Sorry for the late response Cookiedude.
With everything I've been reading I was thinking this would be a good idea too. Is it possible to have 2 hotspares with RAID 5? Given hard drives are relatively cheap I reckon we're best to cover ourselves as much as possible, where possible
Your limitation is purely available bandwidth, connections and physical space inside a case. If you want to run two hot spares that's absolutely fine, but it must be supported by the RAID controller to do so.
Conversely, a RAID 6 array will tolerate two physical disk failures of the array without loss of data. This again, can be run with hot spares.
That said, running with more than two hot spares in any one RAID 5/6 array in my personal opinion is pointless though, as it becomes cost inefficient to do so. If it was me, I would run the single hot spare and keep two (pre-tested!) replacement disks in a safe location for immediate replacement.
Either way, it is essential you keep new disks for replacement of any potential disk failures. It would be a risk to rely on overnight shipping (or longer at weekends) in the event of a disk failure scenario.
Would this be something I could set the backup software to handle or does it require physically checking the data on the drives? If we were to plump for using RAID 1 in the NAS is there a limit to how many drives can be mirrored? Eg, if we get a 5 bay NAS can we use 5 3TB drives all mirroring data? This way we could rotate disks more often and even consider multiple off-site storage
It depends on the software you use for the backup really. Most backup software includes the ability to verify backup images - Some do it automatically, but in either case you *must* ensure every backup, whether the original or incremental is checked for consistency.
Another method is create an MD5 checksum of the filesystem at backup, and then mount the filesystem of the backup image and re-check the MD5 checksum. They should match on full backups. If they don't, it implies an issue.
Always check, check and re-check. You can have a thousand backups, but if none of them are functional you might as well not have bothered.

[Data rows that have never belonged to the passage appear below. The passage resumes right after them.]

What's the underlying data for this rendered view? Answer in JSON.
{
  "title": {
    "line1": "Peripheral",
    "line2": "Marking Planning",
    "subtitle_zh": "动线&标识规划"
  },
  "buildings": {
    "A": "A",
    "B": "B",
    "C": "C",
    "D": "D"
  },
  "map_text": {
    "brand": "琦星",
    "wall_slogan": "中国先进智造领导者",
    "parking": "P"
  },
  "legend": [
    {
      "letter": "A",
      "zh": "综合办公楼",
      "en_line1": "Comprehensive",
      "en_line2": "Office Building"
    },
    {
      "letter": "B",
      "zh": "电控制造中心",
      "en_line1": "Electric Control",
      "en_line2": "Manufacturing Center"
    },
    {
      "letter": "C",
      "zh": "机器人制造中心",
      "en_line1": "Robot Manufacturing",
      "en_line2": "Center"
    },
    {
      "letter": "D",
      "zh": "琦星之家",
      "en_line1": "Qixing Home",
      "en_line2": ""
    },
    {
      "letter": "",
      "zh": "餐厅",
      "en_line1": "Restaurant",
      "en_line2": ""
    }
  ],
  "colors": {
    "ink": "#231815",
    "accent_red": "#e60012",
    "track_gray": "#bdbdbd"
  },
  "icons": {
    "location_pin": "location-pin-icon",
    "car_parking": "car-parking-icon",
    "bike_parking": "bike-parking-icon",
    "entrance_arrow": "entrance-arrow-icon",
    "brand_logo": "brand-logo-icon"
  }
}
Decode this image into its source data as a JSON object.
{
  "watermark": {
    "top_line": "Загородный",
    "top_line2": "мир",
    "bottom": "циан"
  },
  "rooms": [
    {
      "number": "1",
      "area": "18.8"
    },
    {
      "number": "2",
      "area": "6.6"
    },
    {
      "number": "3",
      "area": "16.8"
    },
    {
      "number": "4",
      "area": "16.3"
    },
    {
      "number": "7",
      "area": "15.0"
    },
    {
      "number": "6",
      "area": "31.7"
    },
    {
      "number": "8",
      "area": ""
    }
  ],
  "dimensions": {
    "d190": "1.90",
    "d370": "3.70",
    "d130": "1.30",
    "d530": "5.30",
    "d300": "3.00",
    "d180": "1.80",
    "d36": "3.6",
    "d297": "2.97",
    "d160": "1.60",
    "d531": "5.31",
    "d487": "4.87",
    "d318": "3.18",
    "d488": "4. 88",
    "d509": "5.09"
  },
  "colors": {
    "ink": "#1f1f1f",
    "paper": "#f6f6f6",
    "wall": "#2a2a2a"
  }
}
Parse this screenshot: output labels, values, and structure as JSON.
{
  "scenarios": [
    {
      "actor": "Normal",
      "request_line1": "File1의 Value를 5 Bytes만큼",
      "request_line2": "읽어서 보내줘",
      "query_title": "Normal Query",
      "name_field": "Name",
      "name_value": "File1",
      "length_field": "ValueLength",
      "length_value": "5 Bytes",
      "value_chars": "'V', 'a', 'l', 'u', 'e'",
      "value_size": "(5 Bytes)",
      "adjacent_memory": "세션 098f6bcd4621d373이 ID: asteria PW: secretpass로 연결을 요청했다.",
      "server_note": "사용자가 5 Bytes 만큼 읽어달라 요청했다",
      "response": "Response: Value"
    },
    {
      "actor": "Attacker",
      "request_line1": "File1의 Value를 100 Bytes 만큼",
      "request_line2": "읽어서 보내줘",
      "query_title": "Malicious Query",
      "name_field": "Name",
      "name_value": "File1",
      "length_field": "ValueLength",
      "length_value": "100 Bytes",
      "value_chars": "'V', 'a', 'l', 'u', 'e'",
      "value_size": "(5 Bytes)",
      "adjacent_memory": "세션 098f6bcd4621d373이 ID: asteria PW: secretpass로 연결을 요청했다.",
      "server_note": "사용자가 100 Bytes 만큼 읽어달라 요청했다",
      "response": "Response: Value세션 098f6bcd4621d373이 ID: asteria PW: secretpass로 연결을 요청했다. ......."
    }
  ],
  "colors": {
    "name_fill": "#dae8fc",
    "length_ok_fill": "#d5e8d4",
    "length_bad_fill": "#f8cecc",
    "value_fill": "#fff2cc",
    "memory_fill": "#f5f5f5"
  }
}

If you get a 5-bay NAS enclosure that supports multiple RAID volumes then you could run 2x RAID 1 arrays with a single hot spare covering both arrays. Again, RAID 5 is another option, as is RAID 6 and 10.
The beauty of NAS solutions is the simplicity -- if they get too small, just add another NAS.
I think the "extra" backup using tape may have to wait due to cost but certainly we will need something along those lines at some point. Out of curiosity, if we had a remote backup (whether tape or drive based) what kind of upload speeds would be required for this to work based on NAS backing up server overnight, remote solution backing up NAS during the day? Or would this massively affect our companies broadband bandwidth? Currently we get around 3Mb download and 700Kb upload (which is rubbish!).
You wouldn't need massive network bandwidth in order to perform backups. The first image would be large, but subsequent images will only be incremental backups that cover the difference in files since being last backed up. Your current connection could easily handle that if done daily, provided you were not restricted in total upload bandwidth by your ISP.
The below point is essential:
If your RAID is to hang off the Network (ie the router) the for heavens sake get a Gigbit router, and make sure the NAS has Gibit too.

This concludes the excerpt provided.